I’m in Washington this week, taking some politically centered classes. We totaled up the male to female ratio of the attendees: 5 to 1. I wish I could say I was surprised, but I’m not. I was also at RightOnline for a couple days, and the ratio was not much better. At Saturday’s opening remarks, Michelle Malkin and Rachel Campos-Duffy were the only female speakers, maintaining that 5:1 ratio there as well. As a general rule, politics is a man’s world, in which women, particularly on the right, sit back and roll with the punches. Why is this?
Well, there are a lot of theories. Mine is that conservative women are, for the most part, content to not be involved. One of my good friends has said to me before that most women would rather sit around and read about breast feeding and dirty diapers than be concerned with the country their children will be living in. Making your kids a priority? Absolutely! Does this not include actively participating in the country your children will grow up in?

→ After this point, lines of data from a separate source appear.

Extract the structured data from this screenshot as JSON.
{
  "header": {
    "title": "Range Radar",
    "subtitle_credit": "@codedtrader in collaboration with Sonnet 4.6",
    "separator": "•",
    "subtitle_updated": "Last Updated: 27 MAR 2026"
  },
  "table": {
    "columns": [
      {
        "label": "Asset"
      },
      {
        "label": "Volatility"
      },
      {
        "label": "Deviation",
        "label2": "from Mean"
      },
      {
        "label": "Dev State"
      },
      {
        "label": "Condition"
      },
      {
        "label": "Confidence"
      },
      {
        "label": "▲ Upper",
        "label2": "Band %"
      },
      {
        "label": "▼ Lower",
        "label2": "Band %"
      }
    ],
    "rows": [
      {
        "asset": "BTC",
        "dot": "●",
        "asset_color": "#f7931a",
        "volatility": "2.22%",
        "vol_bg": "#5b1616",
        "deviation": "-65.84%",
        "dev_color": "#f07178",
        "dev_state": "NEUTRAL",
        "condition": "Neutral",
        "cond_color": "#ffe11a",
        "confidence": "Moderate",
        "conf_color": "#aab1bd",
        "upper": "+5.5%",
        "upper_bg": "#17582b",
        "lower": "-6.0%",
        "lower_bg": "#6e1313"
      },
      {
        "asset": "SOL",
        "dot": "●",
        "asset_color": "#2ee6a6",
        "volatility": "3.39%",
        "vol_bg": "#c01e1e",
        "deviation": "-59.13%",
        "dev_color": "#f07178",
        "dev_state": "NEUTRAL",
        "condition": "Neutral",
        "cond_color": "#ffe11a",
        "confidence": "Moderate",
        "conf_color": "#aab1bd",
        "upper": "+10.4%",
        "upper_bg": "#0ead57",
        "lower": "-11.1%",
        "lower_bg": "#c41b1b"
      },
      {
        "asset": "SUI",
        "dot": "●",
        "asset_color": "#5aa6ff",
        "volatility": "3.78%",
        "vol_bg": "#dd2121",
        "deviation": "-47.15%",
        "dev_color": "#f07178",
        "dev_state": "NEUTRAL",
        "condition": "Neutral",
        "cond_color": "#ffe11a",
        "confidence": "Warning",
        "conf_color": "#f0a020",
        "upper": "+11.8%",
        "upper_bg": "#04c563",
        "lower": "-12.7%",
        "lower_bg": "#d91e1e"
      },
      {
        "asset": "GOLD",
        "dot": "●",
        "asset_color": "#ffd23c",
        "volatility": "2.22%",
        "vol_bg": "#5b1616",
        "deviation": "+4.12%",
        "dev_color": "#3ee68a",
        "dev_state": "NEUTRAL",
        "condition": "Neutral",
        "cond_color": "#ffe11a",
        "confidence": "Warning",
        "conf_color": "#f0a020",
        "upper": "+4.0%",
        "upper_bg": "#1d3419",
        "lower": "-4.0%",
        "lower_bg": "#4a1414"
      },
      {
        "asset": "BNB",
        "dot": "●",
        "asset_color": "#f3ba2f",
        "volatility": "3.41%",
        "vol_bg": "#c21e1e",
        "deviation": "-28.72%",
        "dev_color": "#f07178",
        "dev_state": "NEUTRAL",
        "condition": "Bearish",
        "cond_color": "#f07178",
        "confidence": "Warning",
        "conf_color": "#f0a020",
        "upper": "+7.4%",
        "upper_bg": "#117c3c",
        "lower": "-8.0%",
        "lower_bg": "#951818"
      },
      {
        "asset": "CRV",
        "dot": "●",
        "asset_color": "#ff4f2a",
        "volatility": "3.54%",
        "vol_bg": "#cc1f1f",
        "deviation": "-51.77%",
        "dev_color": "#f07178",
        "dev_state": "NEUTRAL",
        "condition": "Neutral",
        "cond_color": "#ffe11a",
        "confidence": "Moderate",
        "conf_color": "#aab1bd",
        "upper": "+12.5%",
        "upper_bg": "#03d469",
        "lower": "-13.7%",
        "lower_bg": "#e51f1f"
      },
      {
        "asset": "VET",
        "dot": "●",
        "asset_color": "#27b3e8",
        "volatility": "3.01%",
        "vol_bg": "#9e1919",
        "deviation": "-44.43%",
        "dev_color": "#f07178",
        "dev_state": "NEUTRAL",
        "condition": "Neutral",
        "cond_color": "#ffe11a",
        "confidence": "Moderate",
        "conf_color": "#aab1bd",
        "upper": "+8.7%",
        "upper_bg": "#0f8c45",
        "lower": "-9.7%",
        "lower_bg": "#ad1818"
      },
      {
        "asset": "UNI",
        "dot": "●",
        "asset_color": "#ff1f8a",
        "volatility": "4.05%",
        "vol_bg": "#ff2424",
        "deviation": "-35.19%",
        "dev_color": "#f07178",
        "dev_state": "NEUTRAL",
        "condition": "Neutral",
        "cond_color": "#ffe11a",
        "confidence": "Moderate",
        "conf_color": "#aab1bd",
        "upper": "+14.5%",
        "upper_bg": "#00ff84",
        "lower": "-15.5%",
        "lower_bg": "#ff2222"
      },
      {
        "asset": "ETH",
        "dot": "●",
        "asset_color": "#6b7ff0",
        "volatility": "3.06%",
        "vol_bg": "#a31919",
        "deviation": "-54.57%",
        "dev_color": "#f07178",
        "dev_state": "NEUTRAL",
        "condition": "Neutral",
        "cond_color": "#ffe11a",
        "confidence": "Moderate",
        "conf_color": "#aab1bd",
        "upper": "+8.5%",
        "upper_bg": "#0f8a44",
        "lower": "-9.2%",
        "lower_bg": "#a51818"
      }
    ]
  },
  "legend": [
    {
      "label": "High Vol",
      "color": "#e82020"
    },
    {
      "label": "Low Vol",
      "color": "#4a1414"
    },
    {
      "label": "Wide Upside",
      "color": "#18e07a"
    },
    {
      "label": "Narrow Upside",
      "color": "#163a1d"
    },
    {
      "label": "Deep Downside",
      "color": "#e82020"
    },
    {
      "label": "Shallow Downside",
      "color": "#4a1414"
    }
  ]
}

There is no excuse for ignorance or apathy. Do you need to run for office? No. Not necessarily. But women currently hold just 17% of the House seats and less than 10% of the Senate. We’re entirely underrepresented.
I’d wager that this is one of the reasons for Sarah Palin’s success among right wingers. She motivated women on the right… the ones who don’t normally get off their butt. The moms who are too busy to get to their polling place, let alone volunteer at a phone bank or blog or be activists, were showing up. She got them excited. We saw families at the rallies. We saw women actually connect with a political candidate and want to engage for the first time. I was one of those women. Honestly, the momentum that she built is the reason Smart Girl Politics exists. In short, she made it okay for some of us to be a conservative. For that I’m grateful.
But where do we go from here? This is the danger of the cult of personality, which has always been my major issue with Palin. What happens when she goes away? If we center our movement on her, it will die when she drops out of the spotlight. She’s no longer an elected official. She’s a private citizen. An effective one, with a lot of potential and massive name recognition and fund raising capacity, but a private citizen nonetheless. Will women stay motivated? Will they stay engaged?
We NEED them to. Democrats believe that they own us, and in many ways they do. Women broke 56% to 43% for Barack Obama, where men only broke 49% to 48% for him. Feminists have been very effective. Conservative women are portrayed as self-loathing, close minded, backwards and irrelevant… and heaven forbid they remove “choice” from other women. FASCISTS! We’ve allowed them to frame the “choice” argument so completely that even those that would normally be pro-life are afraid to touch the subject for fear of stepping on the toes of other women.
One thing I think we forget is that the number of people in general that live and breathe politics like bloggers/activists/politicos do is incredibly small. Those of us on the front lines find it unfathomable that people don’t get as angry as we do about, say, health care. Or “insurance reform” as the White House says I should call it. The fact remains, those who are “independent” or “moderate” or any other ambiguous identification tend to vote liberal by default, especially those in the college/young professional demographic. They don’t much care about the specifics, they care about the general message.
Women in particular are emotional creatures. The left has no problem playing that emotional cord… mainly because it works. We respond to the cries of “hands off my body”, “help the homeless”, “choice”, and “let’s save the cute fuzzy trendy animal of the week”. Let’s face it, conservative pleas are generally more along the lines of “TAX CUTS! SMALL GOVERNMENT!” We’re just not going to get women all hot and bothered over issues like that. Guns tend to be emotional, but generally for those who are OPPOSED to them.
So how do we get women to care? We get more female candidates. Smart, conservative women who run for office garner attention. They give women someone to relate to. They saw in Sarah Palin a mother, a wife, and their best friend. She played on their heart strings. Was she perfect? No. But she elicited a response, simply because she was a woman running for office. That alone is powerful.
Ladies – we are the majority of the population. We’re smart. We’re capable. We’re entirely underrepresented in our government. By sitting back and allowing the left wing feminists to speak for us, we’re allowing women who really don’t even like being women define what we should be. Change that. Stop being apathetic.
UPDATE: Stay at home moms – you have one of the most important jobs in existence, and I’m not saying that you need to be “on the front lines”. I’m simply saying that it’s your duty to vote and know what’s going on. There’s no excuse for ignorance.